FramebufferDesc FBDesc;
FBDesc.Name            = "G-buffer framebuffer";
FBDesc.pRenderPass     = m_pRenderPass;
FBDesc.AttachmentCount = _countof(pAttachments);
FBDesc.ppAttachments   = pAttachments;
 
RefCntAutoPtr<IFramebuffer> pFramebuffer;
m_pDevice->CreateFramebuffer(FBDesc, &pFramebuffer);

Using Render Passes

There are three main subpass commands: BeginRenderPass, NextSubpass, and EndRenderPass.

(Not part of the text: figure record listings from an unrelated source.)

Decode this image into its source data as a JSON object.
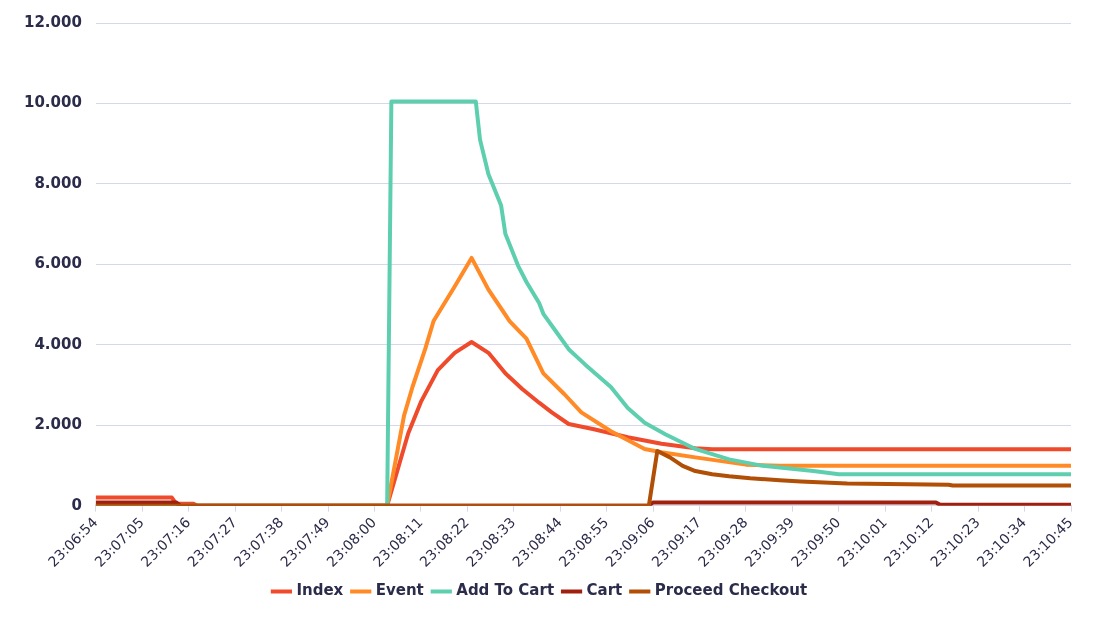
{
  "chart_data": {
    "type": "line",
    "xlim": [
      23.115,
      23.179167
    ],
    "ylim": [
      0,
      12000
    ],
    "xticks": [
      {
        "value": 23.115,
        "label": "23:06:54"
      },
      {
        "value": 23.118056,
        "label": "23:07:05"
      },
      {
        "value": 23.121111,
        "label": "23:07:16"
      },
      {
        "value": 23.124167,
        "label": "23:07:27"
      },
      {
        "value": 23.127222,
        "label": "23:07:38"
      },
      {
        "value": 23.130278,
        "label": "23:07:49"
      },
      {
        "value": 23.133333,
        "label": "23:08:00"
      },
      {
        "value": 23.136389,
        "label": "23:08:11"
      },
      {
        "value": 23.139444,
        "label": "23:08:22"
      },
      {
        "value": 23.1425,
        "label": "23:08:33"
      },
      {
        "value": 23.145556,
        "label": "23:08:44"
      },
      {
        "value": 23.148611,
        "label": "23:08:55"
      },
      {
        "value": 23.151667,
        "label": "23:09:06"
      },
      {
        "value": 23.154722,
        "label": "23:09:17"
      },
      {
        "value": 23.157778,
        "label": "23:09:28"
      },
      {
        "value": 23.160833,
        "label": "23:09:39"
      },
      {
        "value": 23.163889,
        "label": "23:09:50"
      },
      {
        "value": 23.166944,
        "label": "23:10:01"
      },
      {
        "value": 23.17,
        "label": "23:10:12"
      },
      {
        "value": 23.173056,
        "label": "23:10:23"
      },
      {
        "value": 23.176111,
        "label": "23:10:34"
      },
      {
        "value": 23.179167,
        "label": "23:10:45"
      }
    ],
    "yticks": [
      {
        "value": 0,
        "label": "0"
      },
      {
        "value": 2000,
        "label": "2.000"
      },
      {
        "value": 4000,
        "label": "4.000"
      },
      {
        "value": 6000,
        "label": "6.000"
      },
      {
        "value": 8000,
        "label": "8.000"
      },
      {
        "value": 10000,
        "label": "10.000"
      },
      {
        "value": 12000,
        "label": "12.000"
      }
    ],
    "grid": "y",
    "legend": "bottom",
    "marker": "none",
    "line_style": "solid",
    "series": [
      {
        "name": "Index",
        "color": "#ef4a2b",
        "x": [
          23.115,
          23.12,
          23.120278,
          23.121389,
          23.121667,
          23.134167,
          23.135556,
          23.136389,
          23.1375,
          23.138611,
          23.139722,
          23.140833,
          23.141944,
          23.143056,
          23.144167,
          23.145,
          23.146111,
          23.147778,
          23.15,
          23.152222,
          23.154444,
          23.155556,
          23.179167
        ],
        "values": [
          200,
          200,
          50,
          50,
          0,
          0,
          1800,
          2580,
          3370,
          3800,
          4070,
          3800,
          3290,
          2900,
          2560,
          2320,
          2030,
          1900,
          1700,
          1540,
          1430,
          1400,
          1400
        ]
      },
      {
        "name": "Event",
        "color": "#ff8a26",
        "x": [
          23.115,
          23.134167,
          23.135278,
          23.135833,
          23.136667,
          23.137222,
          23.138611,
          23.139722,
          23.140833,
          23.142222,
          23.143333,
          23.144444,
          23.145833,
          23.146944,
          23.148889,
          23.151111,
          23.152222,
          23.154444,
          23.157778,
          23.16,
          23.179167
        ],
        "values": [
          0,
          0,
          2240,
          2950,
          3890,
          4590,
          5450,
          6160,
          5370,
          4590,
          4150,
          3290,
          2770,
          2320,
          1850,
          1410,
          1330,
          1200,
          1020,
          990,
          990
        ]
      },
      {
        "name": "Add To Cart",
        "color": "#5ecfae",
        "x": [
          23.115,
          23.134167,
          23.134444,
          23.14,
          23.140278,
          23.140833,
          23.141667,
          23.141944,
          23.142778,
          23.143333,
          23.144167,
          23.144444,
          23.145278,
          23.146111,
          23.147222,
          23.148889,
          23.15,
          23.151111,
          23.1525,
          23.154444,
          23.156667,
          23.158889,
          23.162222,
          23.163889,
          23.179167
        ],
        "values": [
          0,
          0,
          10050,
          10050,
          9100,
          8240,
          7460,
          6760,
          5970,
          5560,
          5040,
          4770,
          4330,
          3890,
          3500,
          2950,
          2430,
          2060,
          1770,
          1410,
          1150,
          990,
          860,
          780,
          780
        ]
      },
      {
        "name": "Cart",
        "color": "#a01f0e",
        "x": [
          23.115,
          23.120278,
          23.120556,
          23.151389,
          23.151667,
          23.170278,
          23.170556,
          23.179167
        ],
        "values": [
          80,
          80,
          0,
          0,
          80,
          80,
          20,
          20
        ]
      },
      {
        "name": "Proceed Checkout",
        "color": "#b04f05",
        "x": [
          23.115,
          23.151389,
          23.151944,
          23.152778,
          23.153611,
          23.154444,
          23.155556,
          23.156667,
          23.158056,
          23.16,
          23.161389,
          23.164444,
          23.171111,
          23.171389,
          23.179167
        ],
        "values": [
          0,
          0,
          1360,
          1200,
          990,
          860,
          780,
          730,
          680,
          630,
          600,
          550,
          520,
          500,
          500
        ]
      }
    ]
  }
}
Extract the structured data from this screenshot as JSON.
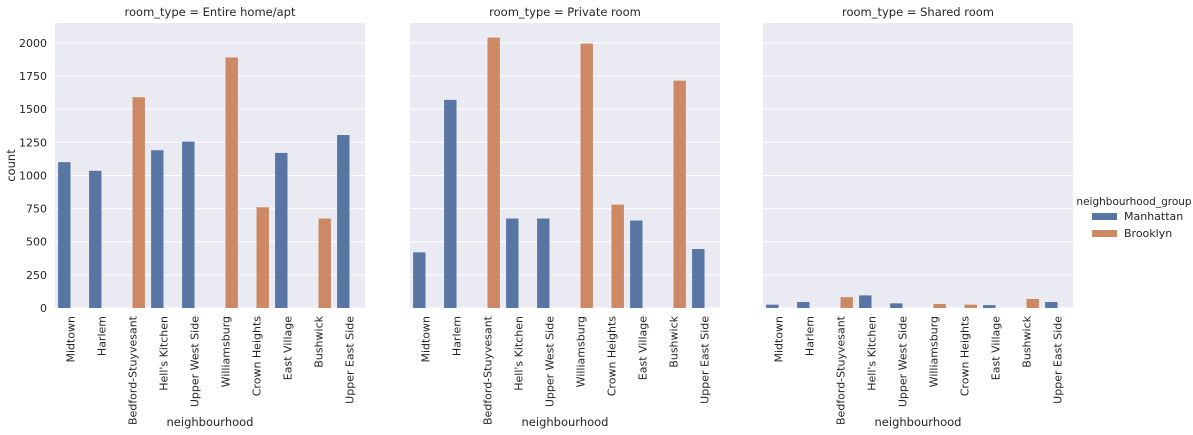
{
  "chart_data": {
    "type": "bar",
    "ylabel": "count",
    "xlabel": "neighbourhood",
    "ylim": [
      0,
      2150
    ],
    "yticks": [
      0,
      250,
      500,
      750,
      1000,
      1250,
      1500,
      1750,
      2000
    ],
    "grid": true,
    "legend": {
      "title": "neighbourhood_group",
      "placement": "right",
      "entries": [
        {
          "name": "Manhattan",
          "color": "#5875a4"
        },
        {
          "name": "Brooklyn",
          "color": "#cc8963"
        }
      ]
    },
    "categories": [
      "Midtown",
      "Harlem",
      "Bedford-Stuyvesant",
      "Hell's Kitchen",
      "Upper West Side",
      "Williamsburg",
      "Crown Heights",
      "East Village",
      "Bushwick",
      "Upper East Side"
    ],
    "category_group": [
      "Manhattan",
      "Manhattan",
      "Brooklyn",
      "Manhattan",
      "Manhattan",
      "Brooklyn",
      "Brooklyn",
      "Manhattan",
      "Brooklyn",
      "Manhattan"
    ],
    "facets": [
      {
        "title": "room_type = Entire home/apt",
        "series": [
          {
            "name": "Manhattan",
            "values": [
              1100,
              1035,
              null,
              1190,
              1255,
              null,
              null,
              1170,
              null,
              1305
            ]
          },
          {
            "name": "Brooklyn",
            "values": [
              null,
              null,
              1590,
              null,
              null,
              1890,
              760,
              null,
              675,
              null
            ]
          }
        ]
      },
      {
        "title": "room_type = Private room",
        "series": [
          {
            "name": "Manhattan",
            "values": [
              420,
              1570,
              null,
              675,
              675,
              null,
              null,
              660,
              null,
              445
            ]
          },
          {
            "name": "Brooklyn",
            "values": [
              null,
              null,
              2040,
              null,
              null,
              1995,
              780,
              null,
              1715,
              null
            ]
          }
        ]
      },
      {
        "title": "room_type = Shared room",
        "series": [
          {
            "name": "Manhattan",
            "values": [
              25,
              45,
              null,
              95,
              35,
              null,
              null,
              22,
              null,
              45
            ]
          },
          {
            "name": "Brooklyn",
            "values": [
              null,
              null,
              82,
              null,
              null,
              30,
              25,
              null,
              68,
              null
            ]
          }
        ]
      }
    ]
  }
}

BeginRenderPass as the name suggests begins a render pass and starts the first subpass. To begin a render pass, besides the render pass itself we also need to specify a framebuffer, as well as clear values for all attachments that use ATTACHMENT_LOAD_OP_CLEAR load operation:

BeginRenderPassAttribs RPBeginInfo;
RPBeginInfo.pRenderPass  = m_pRenderPass;
RPBeginInfo.pFramebuffer = pFramebuffer;
 
OptimizedClearValue ClearValues[4];
 
// Color
ClearValues[0].Color[0] = 0.f;
ClearValues[0].Color[1] = 0.f;
ClearValues[0].Color[2] = 0.f;
ClearValues[0].Color[3] = 0.f;
 
// Depth Z
ClearValues[1].Color[0] = 1.f;
ClearValues[1].Color[1] = 1.f;
ClearValues[1].Color[2] = 1.f;
ClearValues[1].Color[3] = 1.f;
 
// Depth buffer
ClearValues[2].DepthStencil.Depth = 1.f;
 
// Final color buffer
ClearValues[3].Color[0] = 0.0625f;
ClearValues[3].Color[1] = 0.0625f;
ClearValues[3].Color[2] = 0.0625f;
ClearValues[3].Color[3] = 0.f;
 
RPBeginInfo.pClearValues        = ClearValues;
RPBeginInfo.ClearValueCount     = _countof(ClearValues);
RPBeginInfo.StateTransitionMode = RESOURCE_STATE_TRANSITION_MODE_TRANSITION;
m_pImmediateContext->BeginRenderPass(RPBeginInfo);

In the first subpass of our render pass, we render the scene. Then we call NextSubpass to move to the lighting subpass and draw the lights. Finally, we call EndRenderPass to finish the render pass:

m_pImmediateContext->BeginRenderPass(RPBeginInfo);
DrawScene();
m_pImmediateContext->NextSubpass();
ApplyLighting();
m_pImmediateContext->EndRenderPass();

A very important aspect of render passes that needs to be mentioned again is that state transitions are not allowed between BeginRenderPass and EndRenderPass calls. The tutorial explicitly transitions all resources it uses to correct state during the initialization:

StateTransitionDesc Barriers[] =
{
    {m_pShaderConstantsCB, RESOURCE_STATE_UNKNOWN, RESOURCE_STATE_CONSTANT_BUFFER, true},
    {m_CubeVertexBuffer, RESOURCE_STATE_UNKNOWN, RESOURCE_STATE_VERTEX_BUFFER, true},
    {m_CubeIndexBuffer, RESOURCE_STATE_UNKNOWN, RESOURCE_STATE_INDEX_BUFFER, true},
    {m_pLightsBuffer, RESOURCE_STATE_UNKNOWN, RESOURCE_STATE_VERTEX_BUFFER, true},
    {m_CubeTextureSRV->GetTexture(), RESOURCE_STATE_UNKNOWN, RESOURCE_STATE_SHADER_RESOURCE, true} //
};
m_pImmediateContext->TransitionResourceStates(_countof(Barriers), Barriers);

and then uses RESOURCE_STATE_TRANSITION_MODE_VERIFY mode with every call that requires state transition mode.